The meeting also brought to the fore the fact that there is only one PDA machine for every taluka. The device is used for demarcating the area under claim during spot verification.
The revenue secretary maintained at the meeting that Google images are more accurate, suggesting that they could be more handy and useful in speedy disposal of forest right claims.
However, until a final decision is taken vis-à-vis the use of Google images, it would be advisable to continue with the current practice of spot verification, sources opined.
The South Goa district collector also highlighted the difficulty in achieving 50 per cent of quorum at the gram sabha for settling the forest rights claims.

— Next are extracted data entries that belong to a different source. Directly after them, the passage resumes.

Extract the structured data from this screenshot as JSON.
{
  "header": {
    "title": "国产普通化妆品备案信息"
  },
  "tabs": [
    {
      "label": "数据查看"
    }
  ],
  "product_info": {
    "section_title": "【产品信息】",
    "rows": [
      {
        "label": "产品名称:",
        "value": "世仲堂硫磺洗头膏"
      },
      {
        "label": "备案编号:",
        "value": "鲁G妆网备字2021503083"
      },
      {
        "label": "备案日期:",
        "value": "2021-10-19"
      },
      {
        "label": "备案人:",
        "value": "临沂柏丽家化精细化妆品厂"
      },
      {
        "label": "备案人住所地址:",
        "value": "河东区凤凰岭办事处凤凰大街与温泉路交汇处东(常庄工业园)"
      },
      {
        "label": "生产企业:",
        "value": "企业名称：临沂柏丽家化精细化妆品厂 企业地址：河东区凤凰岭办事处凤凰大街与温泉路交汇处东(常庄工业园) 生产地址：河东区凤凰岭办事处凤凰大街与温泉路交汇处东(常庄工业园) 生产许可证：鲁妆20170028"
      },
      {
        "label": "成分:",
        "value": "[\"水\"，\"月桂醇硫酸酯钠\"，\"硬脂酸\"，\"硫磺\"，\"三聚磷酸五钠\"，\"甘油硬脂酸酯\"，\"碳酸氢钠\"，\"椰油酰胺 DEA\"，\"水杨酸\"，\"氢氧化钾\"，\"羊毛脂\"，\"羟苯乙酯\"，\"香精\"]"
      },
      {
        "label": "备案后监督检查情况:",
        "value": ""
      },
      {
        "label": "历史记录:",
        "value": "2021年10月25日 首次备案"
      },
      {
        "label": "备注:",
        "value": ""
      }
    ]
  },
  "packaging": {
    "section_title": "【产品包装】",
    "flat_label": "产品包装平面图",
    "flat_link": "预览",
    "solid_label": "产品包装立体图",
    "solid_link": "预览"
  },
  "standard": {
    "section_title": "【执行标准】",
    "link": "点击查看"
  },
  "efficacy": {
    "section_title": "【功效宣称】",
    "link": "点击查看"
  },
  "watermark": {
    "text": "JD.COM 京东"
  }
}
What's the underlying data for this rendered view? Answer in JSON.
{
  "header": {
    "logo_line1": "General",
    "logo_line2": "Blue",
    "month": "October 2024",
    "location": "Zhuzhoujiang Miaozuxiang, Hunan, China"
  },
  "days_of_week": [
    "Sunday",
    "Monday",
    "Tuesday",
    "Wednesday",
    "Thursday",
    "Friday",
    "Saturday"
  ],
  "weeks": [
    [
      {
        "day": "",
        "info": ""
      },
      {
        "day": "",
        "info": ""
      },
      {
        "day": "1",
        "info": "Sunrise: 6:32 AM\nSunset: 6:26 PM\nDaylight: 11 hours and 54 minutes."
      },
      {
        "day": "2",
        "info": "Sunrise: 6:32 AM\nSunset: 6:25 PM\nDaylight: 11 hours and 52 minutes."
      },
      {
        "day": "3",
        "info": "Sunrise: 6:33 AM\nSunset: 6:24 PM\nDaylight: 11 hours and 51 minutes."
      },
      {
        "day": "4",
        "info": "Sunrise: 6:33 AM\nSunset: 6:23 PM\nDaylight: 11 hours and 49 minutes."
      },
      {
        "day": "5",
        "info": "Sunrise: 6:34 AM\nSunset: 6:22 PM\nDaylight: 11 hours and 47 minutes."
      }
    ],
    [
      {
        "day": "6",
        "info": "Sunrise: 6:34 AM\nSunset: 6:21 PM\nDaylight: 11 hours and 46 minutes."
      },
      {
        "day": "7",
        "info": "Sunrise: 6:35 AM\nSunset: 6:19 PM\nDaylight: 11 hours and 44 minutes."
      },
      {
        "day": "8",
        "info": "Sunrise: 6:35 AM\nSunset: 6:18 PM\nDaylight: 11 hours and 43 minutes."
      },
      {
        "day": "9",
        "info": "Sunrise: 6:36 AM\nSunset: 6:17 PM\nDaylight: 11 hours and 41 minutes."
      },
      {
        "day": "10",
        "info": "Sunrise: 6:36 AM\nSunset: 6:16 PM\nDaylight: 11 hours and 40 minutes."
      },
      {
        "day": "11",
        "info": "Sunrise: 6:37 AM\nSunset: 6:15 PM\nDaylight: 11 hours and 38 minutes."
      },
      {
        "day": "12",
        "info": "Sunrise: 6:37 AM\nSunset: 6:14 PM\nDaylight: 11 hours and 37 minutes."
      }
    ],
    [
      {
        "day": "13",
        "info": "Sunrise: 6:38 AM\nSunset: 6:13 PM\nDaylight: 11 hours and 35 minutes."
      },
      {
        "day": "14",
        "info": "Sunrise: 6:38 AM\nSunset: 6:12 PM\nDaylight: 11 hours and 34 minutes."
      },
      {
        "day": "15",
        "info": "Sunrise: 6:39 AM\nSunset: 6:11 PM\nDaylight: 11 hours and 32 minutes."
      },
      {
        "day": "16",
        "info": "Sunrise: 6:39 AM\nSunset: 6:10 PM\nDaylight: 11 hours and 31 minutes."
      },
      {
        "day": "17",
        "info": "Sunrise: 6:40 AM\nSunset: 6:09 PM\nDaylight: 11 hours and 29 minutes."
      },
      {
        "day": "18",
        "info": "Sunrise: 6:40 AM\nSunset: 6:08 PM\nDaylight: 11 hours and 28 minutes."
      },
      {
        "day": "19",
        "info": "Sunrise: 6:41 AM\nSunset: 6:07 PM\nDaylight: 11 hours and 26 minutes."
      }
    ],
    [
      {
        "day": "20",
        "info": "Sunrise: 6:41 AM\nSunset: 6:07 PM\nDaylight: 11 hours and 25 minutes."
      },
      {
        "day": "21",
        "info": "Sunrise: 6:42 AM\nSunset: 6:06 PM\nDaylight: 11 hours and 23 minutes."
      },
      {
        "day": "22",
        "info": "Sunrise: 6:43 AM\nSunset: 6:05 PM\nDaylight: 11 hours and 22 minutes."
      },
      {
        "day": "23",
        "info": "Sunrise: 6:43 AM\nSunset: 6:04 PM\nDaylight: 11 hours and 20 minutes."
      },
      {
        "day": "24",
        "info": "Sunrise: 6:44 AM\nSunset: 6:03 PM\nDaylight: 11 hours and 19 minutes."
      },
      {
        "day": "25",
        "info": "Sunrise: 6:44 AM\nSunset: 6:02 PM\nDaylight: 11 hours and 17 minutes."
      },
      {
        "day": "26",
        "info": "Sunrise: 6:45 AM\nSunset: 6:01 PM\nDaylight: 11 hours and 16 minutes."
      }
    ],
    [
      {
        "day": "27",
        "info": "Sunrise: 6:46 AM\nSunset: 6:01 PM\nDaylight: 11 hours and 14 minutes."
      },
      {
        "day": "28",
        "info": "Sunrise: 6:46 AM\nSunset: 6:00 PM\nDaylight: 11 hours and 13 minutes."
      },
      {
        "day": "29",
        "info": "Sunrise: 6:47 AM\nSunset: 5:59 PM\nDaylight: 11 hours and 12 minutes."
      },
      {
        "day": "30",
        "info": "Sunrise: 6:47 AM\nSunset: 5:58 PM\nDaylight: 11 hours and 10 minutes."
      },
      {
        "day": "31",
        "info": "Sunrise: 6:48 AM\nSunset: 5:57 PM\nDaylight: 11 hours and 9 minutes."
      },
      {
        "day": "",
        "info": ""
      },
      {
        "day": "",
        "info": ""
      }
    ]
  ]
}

However, the private members suggested to the committee that the gram sabha under the Forest Rights Act may be conducted in line with the provision of the Goa Panchayat Raj Act, which says that whenever 50 per cent of quorum is not achieved then the gram sabha shall be adjourned for 30 minutes; and even after the adjournment if the required quorum is not achieved then the gram sabha shall be conducted with those attending the meeting, and there will be voting.
Taking note of the suggestion, the Chief Secretary directed the tribal welfare director to move the proposal with reference to the requirement of quorum at the gram sabha under FRA, 2006 by quoting provisions and FAQ under the same act.